NEW YORK, July 30 (JTA) A U.S. judge has revoked the citizenship of a 76-year-old suburban Philadelphia man accused of serving as a concentration camp guard during World War II.
The most damaging evidence against Theodor Szehinskyj, a retired machinist, came from six World War II documents released after the collapse of the Soviet Union and from the videotaped testimony of the wife of the owner of a farm where Szehinskyj worked in the early 1940s.
Szehinskyj claimed he worked at now-88 year-old Hildegard Lechner’s farm until November 1944. But Lechner, whose husband was a Nazi soldier, recalls that he left in the fall of 1942.
Lechner’s date corresponds with the wartime documents, which show Szehinskyj working as a concentration camp guard from 1943 to 1945.
Szehinskyj’s lawyer questioned Lechner’s testimony.
Lechner supported the Nazis and was “given slave laborers to work her farm for the betterment of the Third Reich. I don’t see any difference between her relationship with Mr. Szehinskyj and a slave owner in the Deep South before the Civil War,” said Andre Michniak, Szehinskyj’s lawyer.
“Most people in this country question a slaveowner in the South when they say something in conflict with a runaway slave.”

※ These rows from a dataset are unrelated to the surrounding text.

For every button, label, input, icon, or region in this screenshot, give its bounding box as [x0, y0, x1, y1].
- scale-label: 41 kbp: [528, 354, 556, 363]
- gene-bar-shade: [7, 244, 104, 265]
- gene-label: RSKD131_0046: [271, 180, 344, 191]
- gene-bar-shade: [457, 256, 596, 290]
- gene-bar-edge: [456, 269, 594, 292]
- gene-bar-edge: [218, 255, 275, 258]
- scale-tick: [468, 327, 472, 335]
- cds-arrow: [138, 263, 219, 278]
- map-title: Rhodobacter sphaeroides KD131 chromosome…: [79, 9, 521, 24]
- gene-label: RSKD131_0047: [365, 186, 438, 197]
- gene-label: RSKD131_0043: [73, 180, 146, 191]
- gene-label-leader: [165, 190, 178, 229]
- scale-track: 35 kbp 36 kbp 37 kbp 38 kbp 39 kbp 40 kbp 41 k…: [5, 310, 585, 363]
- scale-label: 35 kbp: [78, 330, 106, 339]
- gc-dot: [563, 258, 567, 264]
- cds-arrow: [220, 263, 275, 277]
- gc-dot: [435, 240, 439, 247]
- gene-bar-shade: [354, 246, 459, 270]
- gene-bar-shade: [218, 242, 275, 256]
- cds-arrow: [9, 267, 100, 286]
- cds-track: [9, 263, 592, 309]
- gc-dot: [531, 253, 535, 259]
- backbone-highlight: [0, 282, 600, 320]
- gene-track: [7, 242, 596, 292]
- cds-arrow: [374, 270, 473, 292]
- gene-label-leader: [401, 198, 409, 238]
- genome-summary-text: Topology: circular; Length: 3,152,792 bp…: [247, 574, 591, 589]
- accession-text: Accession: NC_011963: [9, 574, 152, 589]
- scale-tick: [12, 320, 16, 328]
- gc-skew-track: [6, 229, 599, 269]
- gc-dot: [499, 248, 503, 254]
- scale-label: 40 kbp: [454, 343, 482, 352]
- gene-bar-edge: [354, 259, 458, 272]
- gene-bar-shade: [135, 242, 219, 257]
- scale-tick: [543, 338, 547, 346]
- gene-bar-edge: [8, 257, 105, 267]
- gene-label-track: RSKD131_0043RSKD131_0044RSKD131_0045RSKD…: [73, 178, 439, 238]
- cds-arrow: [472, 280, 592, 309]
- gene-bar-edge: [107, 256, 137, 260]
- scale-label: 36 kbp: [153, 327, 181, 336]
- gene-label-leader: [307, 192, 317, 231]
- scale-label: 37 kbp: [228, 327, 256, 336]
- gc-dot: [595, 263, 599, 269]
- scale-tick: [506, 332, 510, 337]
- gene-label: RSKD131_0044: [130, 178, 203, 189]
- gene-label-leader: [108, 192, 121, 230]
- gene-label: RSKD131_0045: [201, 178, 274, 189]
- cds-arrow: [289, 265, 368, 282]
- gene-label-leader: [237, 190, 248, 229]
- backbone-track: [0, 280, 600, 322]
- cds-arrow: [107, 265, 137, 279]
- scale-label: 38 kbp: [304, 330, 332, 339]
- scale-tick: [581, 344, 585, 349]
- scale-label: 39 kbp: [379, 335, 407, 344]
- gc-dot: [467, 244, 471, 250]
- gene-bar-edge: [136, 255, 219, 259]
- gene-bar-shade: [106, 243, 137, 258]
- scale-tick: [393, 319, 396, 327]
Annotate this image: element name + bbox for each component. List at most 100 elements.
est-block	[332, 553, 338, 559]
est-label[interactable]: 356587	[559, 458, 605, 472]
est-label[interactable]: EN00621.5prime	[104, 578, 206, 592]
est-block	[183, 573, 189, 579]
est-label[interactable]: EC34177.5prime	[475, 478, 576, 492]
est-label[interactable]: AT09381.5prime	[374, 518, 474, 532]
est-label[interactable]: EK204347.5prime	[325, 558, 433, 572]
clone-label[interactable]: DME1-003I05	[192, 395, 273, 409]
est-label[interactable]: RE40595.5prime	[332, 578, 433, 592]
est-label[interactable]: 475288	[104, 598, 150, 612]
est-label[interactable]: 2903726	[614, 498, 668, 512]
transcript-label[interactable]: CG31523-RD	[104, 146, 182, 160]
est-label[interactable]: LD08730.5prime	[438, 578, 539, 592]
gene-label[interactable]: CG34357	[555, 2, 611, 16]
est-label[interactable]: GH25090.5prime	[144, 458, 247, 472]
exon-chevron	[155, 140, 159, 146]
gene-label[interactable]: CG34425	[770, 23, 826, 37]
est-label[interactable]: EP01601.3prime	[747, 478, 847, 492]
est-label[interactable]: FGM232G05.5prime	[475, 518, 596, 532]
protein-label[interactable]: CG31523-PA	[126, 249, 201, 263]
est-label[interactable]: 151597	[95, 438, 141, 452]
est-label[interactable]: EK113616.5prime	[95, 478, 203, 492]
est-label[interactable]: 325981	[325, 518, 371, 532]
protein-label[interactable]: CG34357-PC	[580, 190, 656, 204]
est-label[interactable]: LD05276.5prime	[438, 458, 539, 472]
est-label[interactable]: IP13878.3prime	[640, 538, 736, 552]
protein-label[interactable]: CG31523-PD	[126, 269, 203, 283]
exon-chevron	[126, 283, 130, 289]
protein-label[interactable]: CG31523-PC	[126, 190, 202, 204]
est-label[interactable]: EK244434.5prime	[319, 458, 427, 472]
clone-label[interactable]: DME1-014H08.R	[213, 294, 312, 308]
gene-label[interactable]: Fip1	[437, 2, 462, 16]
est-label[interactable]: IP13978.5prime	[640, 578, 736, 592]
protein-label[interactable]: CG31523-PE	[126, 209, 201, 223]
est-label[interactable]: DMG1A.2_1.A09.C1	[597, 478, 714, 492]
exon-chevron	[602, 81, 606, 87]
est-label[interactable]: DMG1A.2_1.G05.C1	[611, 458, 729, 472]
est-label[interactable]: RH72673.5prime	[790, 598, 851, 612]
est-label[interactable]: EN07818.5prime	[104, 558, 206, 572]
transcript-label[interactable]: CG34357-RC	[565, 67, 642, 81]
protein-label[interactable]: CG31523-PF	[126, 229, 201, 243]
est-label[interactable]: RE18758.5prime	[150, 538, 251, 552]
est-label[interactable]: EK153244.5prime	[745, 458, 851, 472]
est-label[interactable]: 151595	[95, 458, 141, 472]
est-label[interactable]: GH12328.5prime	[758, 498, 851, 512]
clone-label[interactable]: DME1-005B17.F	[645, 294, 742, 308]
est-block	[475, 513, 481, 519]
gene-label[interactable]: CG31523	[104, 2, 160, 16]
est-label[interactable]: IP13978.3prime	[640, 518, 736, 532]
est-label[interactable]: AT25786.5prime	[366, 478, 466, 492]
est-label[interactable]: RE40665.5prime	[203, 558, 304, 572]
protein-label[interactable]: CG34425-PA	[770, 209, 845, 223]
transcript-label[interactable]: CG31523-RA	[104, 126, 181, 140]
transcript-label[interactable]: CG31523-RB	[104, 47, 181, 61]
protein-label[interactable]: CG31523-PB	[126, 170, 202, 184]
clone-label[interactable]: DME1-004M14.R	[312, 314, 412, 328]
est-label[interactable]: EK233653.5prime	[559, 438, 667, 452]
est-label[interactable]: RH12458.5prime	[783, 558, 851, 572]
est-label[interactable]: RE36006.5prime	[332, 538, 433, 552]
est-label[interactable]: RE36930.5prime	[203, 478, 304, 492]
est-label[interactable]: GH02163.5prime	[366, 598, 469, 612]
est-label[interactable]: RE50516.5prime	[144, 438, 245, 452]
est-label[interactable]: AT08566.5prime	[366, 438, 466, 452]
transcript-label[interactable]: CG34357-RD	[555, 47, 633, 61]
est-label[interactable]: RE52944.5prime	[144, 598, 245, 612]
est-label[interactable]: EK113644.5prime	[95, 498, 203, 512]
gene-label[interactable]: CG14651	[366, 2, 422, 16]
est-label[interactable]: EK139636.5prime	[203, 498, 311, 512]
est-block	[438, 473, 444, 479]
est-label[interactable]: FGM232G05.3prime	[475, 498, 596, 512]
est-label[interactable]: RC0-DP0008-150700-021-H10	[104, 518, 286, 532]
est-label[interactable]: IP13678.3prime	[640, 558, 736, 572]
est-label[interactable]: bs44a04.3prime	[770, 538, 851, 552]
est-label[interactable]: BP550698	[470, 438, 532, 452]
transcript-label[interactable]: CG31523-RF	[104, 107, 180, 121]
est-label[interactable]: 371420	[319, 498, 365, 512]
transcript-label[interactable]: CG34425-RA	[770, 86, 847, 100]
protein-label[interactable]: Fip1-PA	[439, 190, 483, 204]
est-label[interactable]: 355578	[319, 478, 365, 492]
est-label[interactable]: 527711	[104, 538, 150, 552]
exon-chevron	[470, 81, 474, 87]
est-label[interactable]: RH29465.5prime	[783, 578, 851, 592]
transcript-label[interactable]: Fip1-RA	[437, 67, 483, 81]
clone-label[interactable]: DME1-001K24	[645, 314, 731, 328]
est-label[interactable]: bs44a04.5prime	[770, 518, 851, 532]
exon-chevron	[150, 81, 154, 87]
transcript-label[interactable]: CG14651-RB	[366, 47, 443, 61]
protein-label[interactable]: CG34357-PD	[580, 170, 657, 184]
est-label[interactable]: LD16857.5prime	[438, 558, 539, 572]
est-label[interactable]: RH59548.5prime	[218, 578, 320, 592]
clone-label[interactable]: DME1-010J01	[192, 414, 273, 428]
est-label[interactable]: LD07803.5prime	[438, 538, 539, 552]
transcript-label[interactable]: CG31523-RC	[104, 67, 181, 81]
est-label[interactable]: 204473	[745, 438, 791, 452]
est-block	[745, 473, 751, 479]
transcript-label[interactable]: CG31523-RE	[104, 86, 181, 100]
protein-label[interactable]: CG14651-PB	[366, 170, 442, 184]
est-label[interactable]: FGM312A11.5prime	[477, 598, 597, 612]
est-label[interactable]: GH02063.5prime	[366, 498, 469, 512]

It is unclear whether Szehinskyj actually ran away from the farm or left on his own accord.
“You need something more than just paper that says someone was somewhere,” said Michniak, suggesting that Szehinskyj’s identification might have been used without his knowledge.
The documents, however, include Szehinskyj’s date of birth, religion, mother’s name and address, and physical description.
The Justice Department’s Office of Special Investigations, which began the investigation against Szehinskyj, remains firm on the man’s wartime activities.
“This decision is proof that the cries for justice of the surviving victims from this terrible period in human history are still heard,” said Eli Rosenbaum, director of the OSI.
“Szehinskyj and other SS Death’s Head guards were integral parts of the Nazi system of degradation, brutality and murder.”
Szehinskyj is accused of serving at concentration camps that include Gross-Rosen in Poland and Sachsenhausen in Germany.
Szehinskyj, who was born in what is now Ukraine, entered the United States in 1950, becoming a naturalized citizen in 1958.
There is no record that Szehinskyj directly harmed anyone, but Judge Steward Dalzell wrote in his July 24 ruling that concentration camp guards received new assignments daily “and none could plausibly contend that he spent the war merely watching from the edge.
“The heavy presumption from this incontrovertible historical record is that guards were, at a minimum, complicit in this closed culture of murder even if there may not be hard evidence of actual homicide at a particular guard’s hands.”
Michniak said that Szehinskyj learned of the investigation in late 1996 through a letter asking him to appear for a sworn interview. Michniak said that Szehinskyj’s compliance with authorities adds credibility to his denial of the charges.
“Most people would get a lawyer, but [Szehinskyj] just walked right in there,” Michniak said. “This is someone who did not try to hide in any way.”
Szehinskyj plans to appeal the ruling. Deportation proceedings have not yet begun.
Rosenbaum, who estimates his office is currently investigating 250 suspected Nazis, maintains that Szehinskyj is “one of the people who did the dirty work of the Nazis.”
“This is a major victory for the government in Nazi cases,” he said.